I needed a little break from our tour of linear feedback shift registers — and maybe you do too — so I thought I’d share a little insight in curve-fitting I ran across about ten years ago. What we’re going to do today is do a bunch of linear algebra, so that we can handle all the yucky math ahead of time, and then compute something useful and simple without having to touch the linear algebra again.
Let’s look at a linear regression problem. Ugh. Statisticians need to band together and come up with some more exciting terms. All this means is to fit a line to some data.

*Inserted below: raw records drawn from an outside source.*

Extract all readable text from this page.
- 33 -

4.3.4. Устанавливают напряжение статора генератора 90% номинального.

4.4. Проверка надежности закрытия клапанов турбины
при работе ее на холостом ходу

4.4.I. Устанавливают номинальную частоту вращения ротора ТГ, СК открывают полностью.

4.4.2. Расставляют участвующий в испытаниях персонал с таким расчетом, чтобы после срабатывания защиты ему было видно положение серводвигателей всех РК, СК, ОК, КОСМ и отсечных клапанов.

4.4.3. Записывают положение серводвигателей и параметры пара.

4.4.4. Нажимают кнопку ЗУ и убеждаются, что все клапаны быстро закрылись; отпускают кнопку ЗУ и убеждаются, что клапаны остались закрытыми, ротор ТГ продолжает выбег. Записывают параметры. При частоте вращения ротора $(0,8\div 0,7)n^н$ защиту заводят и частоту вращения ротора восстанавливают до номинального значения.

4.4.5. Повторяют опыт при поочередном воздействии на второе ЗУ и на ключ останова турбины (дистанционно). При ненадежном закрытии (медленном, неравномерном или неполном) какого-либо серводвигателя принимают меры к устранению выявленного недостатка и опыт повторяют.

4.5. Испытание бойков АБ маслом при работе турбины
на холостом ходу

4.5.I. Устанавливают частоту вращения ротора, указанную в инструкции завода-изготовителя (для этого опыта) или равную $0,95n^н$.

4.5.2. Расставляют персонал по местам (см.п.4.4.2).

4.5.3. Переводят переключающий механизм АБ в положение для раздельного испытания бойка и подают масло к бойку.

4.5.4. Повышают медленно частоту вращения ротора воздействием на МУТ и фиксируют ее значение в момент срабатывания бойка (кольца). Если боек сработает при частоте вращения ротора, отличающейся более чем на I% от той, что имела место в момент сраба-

import numpy as np import matplotlib.pyplot as plt %matplotlib inline np.random.seed(123) t = np.arange(0,1,0.05) n = np.random.randn(*t.shape)*0.02 y = 0.8*t*t + t + n plt.plot(t,y,'.') # Fit a line and a parabola, and plot them t_theo = np.linspace(0, 1, 1000) for deg in [1,2]: p = np.polyfit(t,y,deg) print "Degree %d: p=%s" % (deg,p) plt.plot(t_theo, np.polyval(p,t_theo),label='deg=%d'%deg) plt.legend(loc='best', fontsize=10);
Degree 1: p=[ 1.79183292 -0.12683228] Degree 2: p=[ 0.86334813 0.9716522 -0.00380517]
The numpy.polyfit
function is the easy thing to use when fitting any polynomial (linear or not). It uses a least-squares fit, something explored by Carl Friedrich Gauss, and since today is Gauss’s birthday, it seems like a fitting tribute. (Pun intended.)
Here comes the math:
We call numpy.polyfit
on a bunch of data \( (x_i, y_i) \) and we get a vector of coefficients \( p_k \) such that the sum of the squared errors \( E \) is minimized:
$$E = \sum\limits_i (\hat{y}_i - y_i)^2$$
with the estimated value \( \hat{y}_i \) defined as the evaluation of the polynomial at each point:
$$\hat{y}_i = p(x_i) = p_0 + p_1x_i + p_2x_i{}^2 + \ldots + p_nx_i{}^n$$
(Note: polyfit
returns the coefficients from most-significant to least-significant, e.g. it gives you a vector \( \begin{bmatrix}p_n & p_{n-1} & \ldots & p_2 & p_1 & p_0\end{bmatrix} \). Just make sure you’re aware of this order.)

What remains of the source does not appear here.